Samuels is one of a small remaining group of survivors of the Farhud, and during the past decade he has begun to write about and speak publicly about this dark chapter to various groups in Southern California.
“I was 11 years old when the Farhud broke out in Baghdad against the Jews,” said Samuels, who now lives in Santa Monica. “It was a horrible massacre of Jews for two days straight, with mobs of Muslims slaughtering the Jewish men, raping the Jewish women and throwing the little kids in the Tigress River.”
Samuels said Jewish homes and businesses in Baghdad also were looted during the Farhud, which was incited by the pro-Nazi regime in control of Iraq and by daily anti-Semitic radio broadcasts made by the Grand Mufti of Jerusalem, Hajj Amin al-Husayni. “My two uncles had their homes looted but escaped the mobs by jumping from the different roofs of homes in Baghdad’s Jewish quarter,” he said. “I was so frightened as a child — we brought furniture to reinforce the door in our home, which was located just outside the Jewish quarter.
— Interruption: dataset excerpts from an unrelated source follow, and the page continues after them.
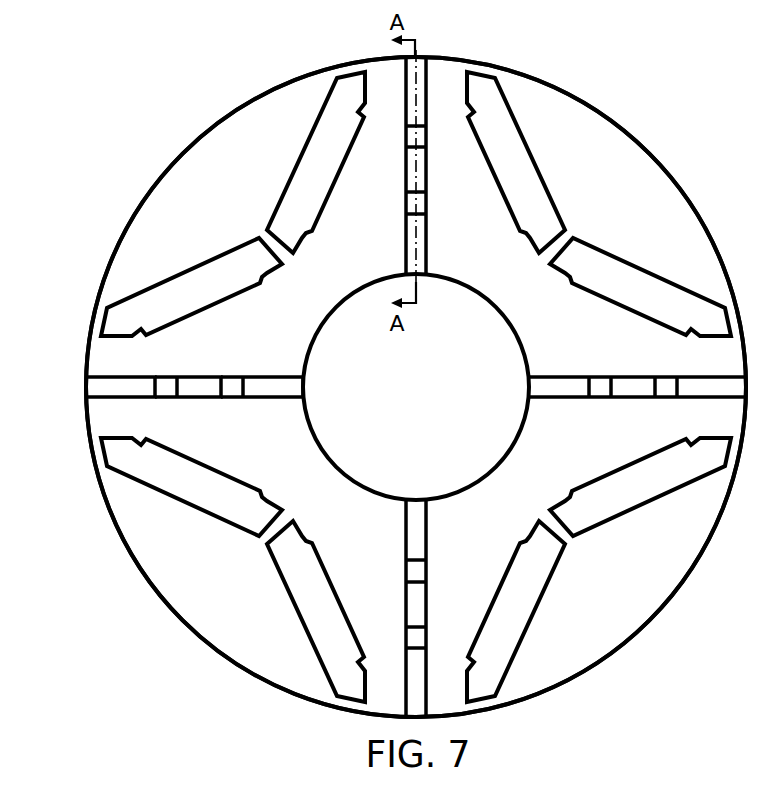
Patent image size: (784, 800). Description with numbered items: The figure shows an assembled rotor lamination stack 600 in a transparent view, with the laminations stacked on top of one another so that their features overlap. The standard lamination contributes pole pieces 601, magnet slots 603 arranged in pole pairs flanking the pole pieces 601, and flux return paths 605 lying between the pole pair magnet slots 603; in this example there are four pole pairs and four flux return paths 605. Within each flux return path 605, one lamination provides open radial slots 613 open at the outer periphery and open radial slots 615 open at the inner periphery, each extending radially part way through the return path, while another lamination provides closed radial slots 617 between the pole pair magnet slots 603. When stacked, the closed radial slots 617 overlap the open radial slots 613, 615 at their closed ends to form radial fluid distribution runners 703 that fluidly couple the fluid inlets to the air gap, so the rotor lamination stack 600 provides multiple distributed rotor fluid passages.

The rotor lamination stack 600 is at (640, 106).
The pole pieces 601 is at (197, 162).
The magnet slots 603 is at (333, 118).
The flux return paths 605 is at (438, 90).
The open radial slots 613 is at (117, 392).
The open radial slots 615 is at (275, 393).
The closed radial slots 617 is at (200, 393).
The radial fluid distribution runners 703 is at (420, 233).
I saw Muslims looting outside, and I still remember them saying, ‘We’ll come back for you!’ since they knew which homes were Jewish because of mezuzahs.”
Although official records of the massacre claim nearly 180 Jews were killed and a few hundred injured, Samuels said the Iraqi Jewish community long has believed the number of Jews killed is closer to 1,000. He said he and his family survived the Farhud because British forces invaded Baghdad and stopped the violent mobs. Still, the memories of that pogrom haunted Samuels for nearly six decades, along with the painful memories of his escape with his brother from their homeland in 1949 due to the constant persecution of Jews. For many years, he said, he never even spoke to his children or anyone about his difficult life in Iraq, but he finally decided to open up after taking a memoir-writing class.